Back in 2012, I read a fantastic book by Stephen King entitled 11/22/63: A Novel. In this non-horror fiction, a man travels back in time to try to stop the assassination of President Kennedy.
Recently, I found that the book had been turned into an 8-episode mini-series by Hulu (and now available on iTunes). I decided to watch it for 3 reasons: #1: James Franco plays the main character, #2: James Franco plays the main character, and #3: James Franco plays the main character.
Kidding aside, I wanted to watch it because James Franco plays the main character, because J.J. Abrams and Stephen King are executive producers, and because Bridget Carpenter, another executive producer, is a veteran writer of Friday Night Lights, a show that I loved despite it being about high-school football in a small town.

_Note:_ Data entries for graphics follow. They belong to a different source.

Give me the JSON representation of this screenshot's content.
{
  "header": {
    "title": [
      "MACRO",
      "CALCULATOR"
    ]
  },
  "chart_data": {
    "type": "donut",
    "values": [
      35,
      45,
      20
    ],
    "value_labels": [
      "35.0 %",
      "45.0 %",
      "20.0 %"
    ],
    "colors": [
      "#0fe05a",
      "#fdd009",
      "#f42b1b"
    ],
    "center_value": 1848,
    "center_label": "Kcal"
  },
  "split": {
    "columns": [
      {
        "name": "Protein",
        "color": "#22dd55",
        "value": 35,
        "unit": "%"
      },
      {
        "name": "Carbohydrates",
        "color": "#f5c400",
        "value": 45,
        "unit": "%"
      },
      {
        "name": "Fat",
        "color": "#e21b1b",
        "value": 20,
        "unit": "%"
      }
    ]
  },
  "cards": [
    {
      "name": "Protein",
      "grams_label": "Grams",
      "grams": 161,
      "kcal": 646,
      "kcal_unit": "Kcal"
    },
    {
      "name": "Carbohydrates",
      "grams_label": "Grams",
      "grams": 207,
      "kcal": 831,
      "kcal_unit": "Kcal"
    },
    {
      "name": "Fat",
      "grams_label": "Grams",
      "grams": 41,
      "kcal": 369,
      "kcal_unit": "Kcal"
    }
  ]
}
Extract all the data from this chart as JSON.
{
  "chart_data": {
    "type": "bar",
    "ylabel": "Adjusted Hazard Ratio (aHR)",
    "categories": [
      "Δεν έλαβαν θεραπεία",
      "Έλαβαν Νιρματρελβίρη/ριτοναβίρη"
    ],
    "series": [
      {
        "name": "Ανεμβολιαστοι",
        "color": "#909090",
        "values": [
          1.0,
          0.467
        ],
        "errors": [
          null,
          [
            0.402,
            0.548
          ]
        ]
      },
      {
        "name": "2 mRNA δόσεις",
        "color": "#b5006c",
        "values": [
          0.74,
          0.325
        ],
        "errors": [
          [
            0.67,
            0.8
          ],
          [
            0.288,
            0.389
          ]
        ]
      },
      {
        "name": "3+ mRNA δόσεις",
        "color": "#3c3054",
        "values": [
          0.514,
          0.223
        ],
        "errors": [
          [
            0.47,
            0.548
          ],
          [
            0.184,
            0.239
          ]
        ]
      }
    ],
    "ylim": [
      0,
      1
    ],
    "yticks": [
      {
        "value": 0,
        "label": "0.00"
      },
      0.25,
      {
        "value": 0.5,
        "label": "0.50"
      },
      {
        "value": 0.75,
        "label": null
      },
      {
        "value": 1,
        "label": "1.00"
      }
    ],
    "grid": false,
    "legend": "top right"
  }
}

Without further delay, let me just say it: this mini-series is good but it’s not as good as the book.
Cinematography and costuming were outstanding. Watching this series, I finally understood the term “moving pictures,” through beautiful shots of rain falling on cars, smoky bars, family life, and many others. Great care and detailing was given to the characters’ wardrobe. I felt I was back in the 60’s. No, better yet, I felt, I was looking back at the 60’s through a magic mirror.
A much less impressive aspect was the acting. It was ok, but it wasn’t what I expected from such a talented group. I was particularly surprised by Franco’s acting which was sometimes off. For example, a few times his eyes showed flashes of anger when hesitation was what the scene required. That said, Franco’s acting was at its best during the love scenes between his character, Jake, and Sadie. I have very rarely seen such unadulterated look of love on-screen.

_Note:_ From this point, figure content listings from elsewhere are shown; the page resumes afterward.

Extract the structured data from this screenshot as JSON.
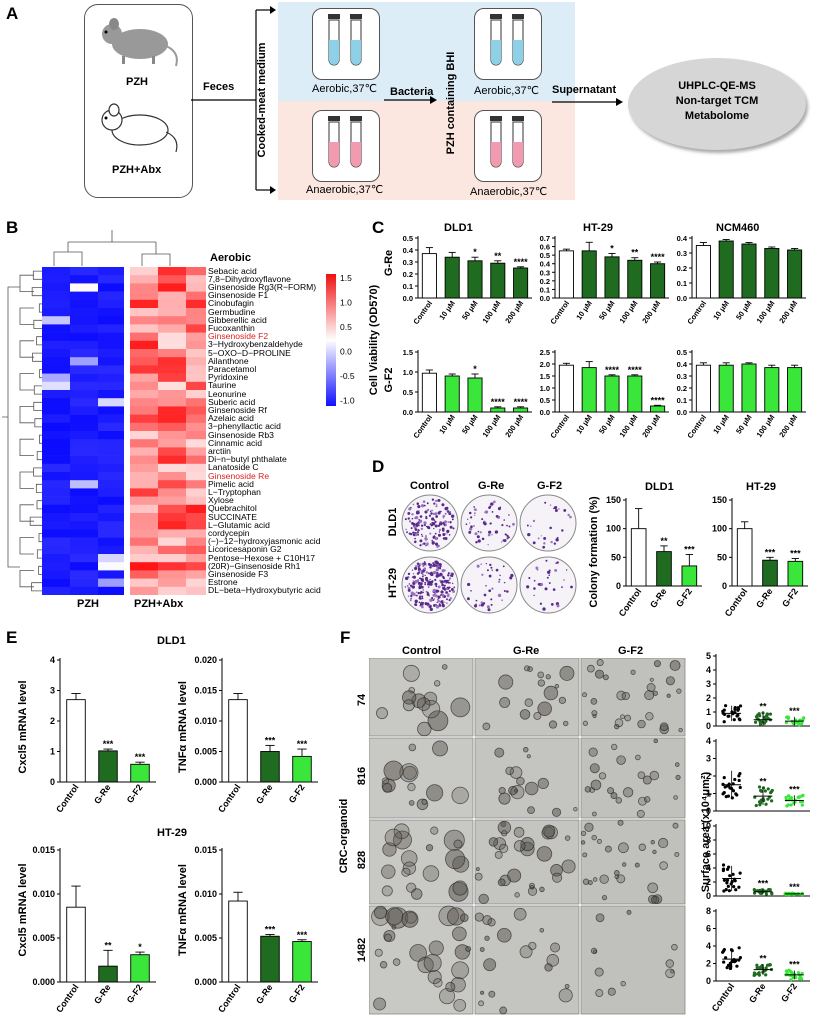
{
  "panels": {
    "A": "A",
    "B": "B",
    "C": "C",
    "D": "D",
    "E": "E",
    "F": "F"
  },
  "panelA": {
    "mouse1": "PZH",
    "mouse2": "PZH+Abx",
    "feces": "Feces",
    "medium": "Cooked-meat medium",
    "bacteria": "Bacteria",
    "bhi": "PZH containing BHI",
    "supernatant": "Supernatant",
    "aerobic1": "Aerobic,37℃",
    "anaerobic1": "Anaerobic,37℃",
    "aerobic2": "Aerobic,37℃",
    "anaerobic2": "Anaerobic,37℃",
    "ellipse": [
      "UHPLC-QE-MS",
      "Non-target TCM",
      "Metabolome"
    ]
  },
  "panelB": {
    "title": "Aerobic",
    "xlabels": [
      "PZH",
      "PZH+Abx"
    ],
    "colorbar_ticks": [
      "1.5",
      "1.0",
      "0.5",
      "0.0",
      "-0.5",
      "-1.0"
    ],
    "rows": [
      "Sebacic acid",
      "7,8−Dihydroxyflavone",
      "Ginsenoside Rg3(R−FORM)",
      "Ginsenoside F1",
      "Cinobufagin",
      "Germbudine",
      "Gibberellic acid",
      "Fucoxanthin",
      "Ginsenoside F2",
      "3−Hydroxybenzaldehyde",
      "5−OXO−D−PROLINE",
      "Ailanthone",
      "Paracetamol",
      "Pyridoxine",
      "Taurine",
      "Leonurine",
      "Suberic acid",
      "Ginsenoside Rf",
      "Azelaic acid",
      "3−phenyllactic acid",
      "Ginsenoside Rb3",
      "Cinnamic acid",
      "arctiin",
      "Di−n−butyl phthalate",
      "Lanatoside C",
      "Ginsenoside Re",
      "Pimelic acid",
      "L−Tryptophan",
      "Xylose",
      "Quebrachitol",
      "SUCCINATE",
      "L−Glutamic acid",
      "cordycepin",
      "(−)−12−hydroxyjasmonic acid",
      "Licoricesaponin G2",
      "Pentose−Hexose + C10H17",
      "(20R)−Ginsenoside Rh1",
      "Ginsenoside F3",
      "Estrone",
      "DL−beta−Hydroxybutyric acid"
    ],
    "highlight": [
      "Ginsenoside F2",
      "Ginsenoside Re"
    ]
  },
  "panelC": {
    "ylabel": "Cell Viability (OD570)",
    "rowlabels": [
      "G-Re",
      "G-F2"
    ],
    "titles": [
      "DLD1",
      "HT-29",
      "NCM460"
    ],
    "categories": [
      "Control",
      "10 μM",
      "50 μM",
      "100 μM",
      "200 μM"
    ]
  },
  "panelD": {
    "cols": [
      "Control",
      "G-Re",
      "G-F2"
    ],
    "rows": [
      "DLD1",
      "HT-29"
    ],
    "ylabel": "Colony formation (%)",
    "titles": [
      "DLD1",
      "HT-29"
    ],
    "categories": [
      "Control",
      "G-Re",
      "G-F2"
    ]
  },
  "panelE": {
    "titles": [
      "DLD1",
      "HT-29"
    ],
    "ylabels": [
      "Cxcl5 mRNA level",
      "TNFα mRNA level"
    ],
    "categories": [
      "Control",
      "G-Re",
      "G-F2"
    ]
  },
  "panelF": {
    "cols": [
      "Control",
      "G-Re",
      "G-F2"
    ],
    "rows": [
      "74",
      "816",
      "828",
      "1482"
    ],
    "sidelabel": "CRC-organoid",
    "ylabel": "Surface area (x10⁴μm²)",
    "categories": [
      "Control",
      "G-Re",
      "G-F2"
    ]
  },
  "chart_data": [
    {
      "id": "C-DLD1-Re",
      "type": "bar",
      "categories": [
        "Control",
        "10 μM",
        "50 μM",
        "100 μM",
        "200 μM"
      ],
      "values": [
        0.37,
        0.34,
        0.31,
        0.29,
        0.25
      ],
      "errors": [
        0.05,
        0.04,
        0.03,
        0.02,
        0.01
      ],
      "ylim": [
        0,
        0.5
      ],
      "yticks": [
        "0.0",
        "0.1",
        "0.2",
        "0.3",
        "0.4",
        "0.5"
      ],
      "ticks": [
        0,
        0.1,
        0.2,
        0.3,
        0.4,
        0.5
      ],
      "sig": [
        "",
        "",
        "*",
        "**",
        "****"
      ],
      "colors": [
        "#ffffff",
        "#1f6b1f",
        "#1f6b1f",
        "#1f6b1f",
        "#1f6b1f"
      ]
    },
    {
      "id": "C-HT29-Re",
      "type": "bar",
      "categories": [
        "Control",
        "10 μM",
        "50 μM",
        "100 μM",
        "200 μM"
      ],
      "values": [
        0.55,
        0.55,
        0.48,
        0.44,
        0.4
      ],
      "errors": [
        0.02,
        0.1,
        0.04,
        0.03,
        0.02
      ],
      "ylim": [
        0,
        0.7
      ],
      "yticks": [
        "0.0",
        "0.1",
        "0.2",
        "0.3",
        "0.4",
        "0.5",
        "0.6",
        "0.7"
      ],
      "ticks": [
        0,
        0.1,
        0.2,
        0.3,
        0.4,
        0.5,
        0.6,
        0.7
      ],
      "sig": [
        "",
        "",
        "*",
        "**",
        "****"
      ],
      "colors": [
        "#ffffff",
        "#1f6b1f",
        "#1f6b1f",
        "#1f6b1f",
        "#1f6b1f"
      ]
    },
    {
      "id": "C-NCM-Re",
      "type": "bar",
      "categories": [
        "Control",
        "10 μM",
        "50 μM",
        "100 μM",
        "200 μM"
      ],
      "values": [
        0.35,
        0.38,
        0.36,
        0.33,
        0.32
      ],
      "errors": [
        0.02,
        0.01,
        0.01,
        0.01,
        0.01
      ],
      "ylim": [
        0,
        0.4
      ],
      "yticks": [
        "0.0",
        "0.1",
        "0.2",
        "0.3",
        "0.4"
      ],
      "ticks": [
        0,
        0.1,
        0.2,
        0.3,
        0.4
      ],
      "sig": [
        "",
        "",
        "",
        "",
        ""
      ],
      "colors": [
        "#ffffff",
        "#1f6b1f",
        "#1f6b1f",
        "#1f6b1f",
        "#1f6b1f"
      ]
    },
    {
      "id": "C-DLD1-F2",
      "type": "bar",
      "categories": [
        "Control",
        "10 μM",
        "50 μM",
        "100 μM",
        "200 μM"
      ],
      "values": [
        0.97,
        0.9,
        0.85,
        0.1,
        0.1
      ],
      "errors": [
        0.08,
        0.05,
        0.1,
        0.03,
        0.03
      ],
      "ylim": [
        0,
        1.5
      ],
      "yticks": [
        "0.0",
        "0.5",
        "1.0",
        "1.5"
      ],
      "ticks": [
        0,
        0.5,
        1.0,
        1.5
      ],
      "sig": [
        "",
        "",
        "*",
        "****",
        "****"
      ],
      "colors": [
        "#ffffff",
        "#39e639",
        "#39e639",
        "#39e639",
        "#39e639"
      ]
    },
    {
      "id": "C-HT29-F2",
      "type": "bar",
      "categories": [
        "Control",
        "10 μM",
        "50 μM",
        "100 μM",
        "200 μM"
      ],
      "values": [
        1.95,
        1.85,
        1.5,
        1.5,
        0.25
      ],
      "errors": [
        0.08,
        0.25,
        0.05,
        0.05,
        0.03
      ],
      "ylim": [
        0,
        2.5
      ],
      "yticks": [
        "0.0",
        "0.5",
        "1.0",
        "1.5",
        "2.0",
        "2.5"
      ],
      "ticks": [
        0,
        0.5,
        1.0,
        1.5,
        2.0,
        2.5
      ],
      "sig": [
        "",
        "",
        "****",
        "****",
        "****"
      ],
      "colors": [
        "#ffffff",
        "#39e639",
        "#39e639",
        "#39e639",
        "#39e639"
      ]
    },
    {
      "id": "C-NCM-F2",
      "type": "bar",
      "categories": [
        "Control",
        "10 μM",
        "50 μM",
        "100 μM",
        "200 μM"
      ],
      "values": [
        0.39,
        0.39,
        0.4,
        0.37,
        0.37
      ],
      "errors": [
        0.02,
        0.02,
        0.01,
        0.02,
        0.02
      ],
      "ylim": [
        0,
        0.5
      ],
      "yticks": [
        "0.0",
        "0.1",
        "0.2",
        "0.3",
        "0.4",
        "0.5"
      ],
      "ticks": [
        0,
        0.1,
        0.2,
        0.3,
        0.4,
        0.5
      ],
      "sig": [
        "",
        "",
        "",
        "",
        ""
      ],
      "colors": [
        "#ffffff",
        "#39e639",
        "#39e639",
        "#39e639",
        "#39e639"
      ]
    },
    {
      "id": "D-DLD1",
      "type": "bar",
      "categories": [
        "Control",
        "G-Re",
        "G-F2"
      ],
      "values": [
        100,
        60,
        35
      ],
      "errors": [
        35,
        10,
        20
      ],
      "ylim": [
        0,
        150
      ],
      "yticks": [
        "0",
        "50",
        "100",
        "150"
      ],
      "ticks": [
        0,
        50,
        100,
        150
      ],
      "sig": [
        "",
        "**",
        "***"
      ],
      "colors": [
        "#ffffff",
        "#1f6b1f",
        "#39e639"
      ]
    },
    {
      "id": "D-HT29",
      "type": "bar",
      "categories": [
        "Control",
        "G-Re",
        "G-F2"
      ],
      "values": [
        100,
        45,
        43
      ],
      "errors": [
        12,
        5,
        5
      ],
      "ylim": [
        0,
        150
      ],
      "yticks": [
        "0",
        "50",
        "100",
        "150"
      ],
      "ticks": [
        0,
        50,
        100,
        150
      ],
      "sig": [
        "",
        "***",
        "***"
      ],
      "colors": [
        "#ffffff",
        "#1f6b1f",
        "#39e639"
      ]
    },
    {
      "id": "E-DLD1-Cxcl5",
      "type": "bar",
      "categories": [
        "Control",
        "G-Re",
        "G-F2"
      ],
      "values": [
        2.7,
        1.02,
        0.58
      ],
      "errors": [
        0.2,
        0.06,
        0.07
      ],
      "ylim": [
        0,
        4
      ],
      "yticks": [
        "0",
        "1",
        "2",
        "3",
        "4"
      ],
      "ticks": [
        0,
        1,
        2,
        3,
        4
      ],
      "sig": [
        "",
        "***",
        "***"
      ],
      "colors": [
        "#ffffff",
        "#1f6b1f",
        "#39e639"
      ]
    },
    {
      "id": "E-DLD1-TNF",
      "type": "bar",
      "categories": [
        "Control",
        "G-Re",
        "G-F2"
      ],
      "values": [
        0.0135,
        0.005,
        0.0042
      ],
      "errors": [
        0.001,
        0.001,
        0.0012
      ],
      "ylim": [
        0,
        0.02
      ],
      "yticks": [
        "0.000",
        "0.005",
        "0.010",
        "0.015",
        "0.020"
      ],
      "ticks": [
        0,
        0.005,
        0.01,
        0.015,
        0.02
      ],
      "sig": [
        "",
        "***",
        "***"
      ],
      "colors": [
        "#ffffff",
        "#1f6b1f",
        "#39e639"
      ]
    },
    {
      "id": "E-HT29-Cxcl5",
      "type": "bar",
      "categories": [
        "Control",
        "G-Re",
        "G-F2"
      ],
      "values": [
        0.0085,
        0.0018,
        0.0031
      ],
      "errors": [
        0.0024,
        0.0018,
        0.0003
      ],
      "ylim": [
        0,
        0.015
      ],
      "yticks": [
        "0.000",
        "0.005",
        "0.010",
        "0.015"
      ],
      "ticks": [
        0,
        0.005,
        0.01,
        0.015
      ],
      "sig": [
        "",
        "**",
        "*"
      ],
      "colors": [
        "#ffffff",
        "#1f6b1f",
        "#39e639"
      ]
    },
    {
      "id": "E-HT29-TNF",
      "type": "bar",
      "categories": [
        "Control",
        "G-Re",
        "G-F2"
      ],
      "values": [
        0.0092,
        0.0052,
        0.0046
      ],
      "errors": [
        0.001,
        0.0002,
        0.0002
      ],
      "ylim": [
        0,
        0.015
      ],
      "yticks": [
        "0.000",
        "0.005",
        "0.010",
        "0.015"
      ],
      "ticks": [
        0,
        0.005,
        0.01,
        0.015
      ],
      "sig": [
        "",
        "***",
        "***"
      ],
      "colors": [
        "#ffffff",
        "#1f6b1f",
        "#39e639"
      ]
    },
    {
      "id": "F-74",
      "type": "scatter",
      "categories": [
        "Control",
        "G-Re",
        "G-F2"
      ],
      "means": [
        0.9,
        0.45,
        0.35
      ],
      "sd": [
        0.55,
        0.5,
        0.3
      ],
      "ylim": [
        0,
        5
      ],
      "yticks": [
        "0",
        "1",
        "2",
        "3",
        "4",
        "5"
      ],
      "ticks": [
        0,
        1,
        2,
        3,
        4,
        5
      ],
      "sig": [
        "",
        "**",
        "***"
      ],
      "colors": [
        "#000000",
        "#1f6b1f",
        "#39e639"
      ]
    },
    {
      "id": "F-816",
      "type": "scatter",
      "categories": [
        "Control",
        "G-Re",
        "G-F2"
      ],
      "means": [
        1.5,
        0.85,
        0.6
      ],
      "sd": [
        0.8,
        0.5,
        0.3
      ],
      "ylim": [
        0,
        4
      ],
      "yticks": [
        "0",
        "1",
        "2",
        "3",
        "4"
      ],
      "ticks": [
        0,
        1,
        2,
        3,
        4
      ],
      "sig": [
        "",
        "**",
        "***"
      ],
      "colors": [
        "#000000",
        "#1f6b1f",
        "#39e639"
      ]
    },
    {
      "id": "F-828",
      "type": "scatter",
      "categories": [
        "Control",
        "G-Re",
        "G-F2"
      ],
      "means": [
        2.5,
        0.6,
        0.3
      ],
      "sd": [
        1.8,
        0.3,
        0.1
      ],
      "ylim": [
        0,
        10
      ],
      "yticks": [
        "0",
        "2",
        "4",
        "6",
        "8",
        "10"
      ],
      "ticks": [
        0,
        2,
        4,
        6,
        8,
        10
      ],
      "sig": [
        "",
        "***",
        "***"
      ],
      "colors": [
        "#000000",
        "#1f6b1f",
        "#39e639"
      ]
    },
    {
      "id": "F-1482",
      "type": "scatter",
      "categories": [
        "Control",
        "G-Re",
        "G-F2"
      ],
      "means": [
        2.5,
        1.3,
        0.7
      ],
      "sd": [
        1.2,
        0.6,
        0.5
      ],
      "ylim": [
        0,
        8
      ],
      "yticks": [
        "0",
        "2",
        "4",
        "6",
        "8"
      ],
      "ticks": [
        0,
        2,
        4,
        6,
        8
      ],
      "sig": [
        "",
        "**",
        "***"
      ],
      "colors": [
        "#000000",
        "#1f6b1f",
        "#39e639"
      ]
    }
  ]
}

The weakest element for me came from the length of the mini-series, which I believe also affected the quality of the writing. 11/22/63 is an almost-900-page novel, where the main character, Jake Epping, suffers through the decision to go back in time and change the course of history. Jake is the novel’s narrator and we get to really know what he thinks and feels about his life back in the past and the enormous task that he has taken on.
In the mini-series, executive producer Bridget Carpenter chose not to have the first person narration. Instead, she takes a minor character from the book, Bill Turcotte, and turns him into Jake’s confidant. I have a problem with this not only because Bill is very far from being confidant material (impulsive, erratic, and foolish) and Jake knows this, but also because of the speed with which Jake reveals to Bill that he has come from the future to save President Kennedy and Bill’s acceptance of this information. This is just not credible. I think that it’s easier to portray a character today believing that someone is traveling from the future than to portray a character in the 1960’s believing that someone is visiting from 2016. To get away with this latter scenario, the story needs time to be properly developed. In my opinion, this mini-series needed to run the usual length of a season, around 22-24 episodes.
All that said, the series still worked because the central idea of “what if the Kennedy assassination was prevented” is a strong premise. It worked because even though we know the story’s ending, we still hope for a different one and we suspensefully wait for it. But, mostly the series worked as a love story between Jake and Sadie with the JFK assassination as the backdrop. This is the complete opposite of the book. Even with all the flaws, however, this too-short mini-series is still better than a full season of Scandal or Revenge.
My recommendation is to read the book, then watch the series, and let me know what you think.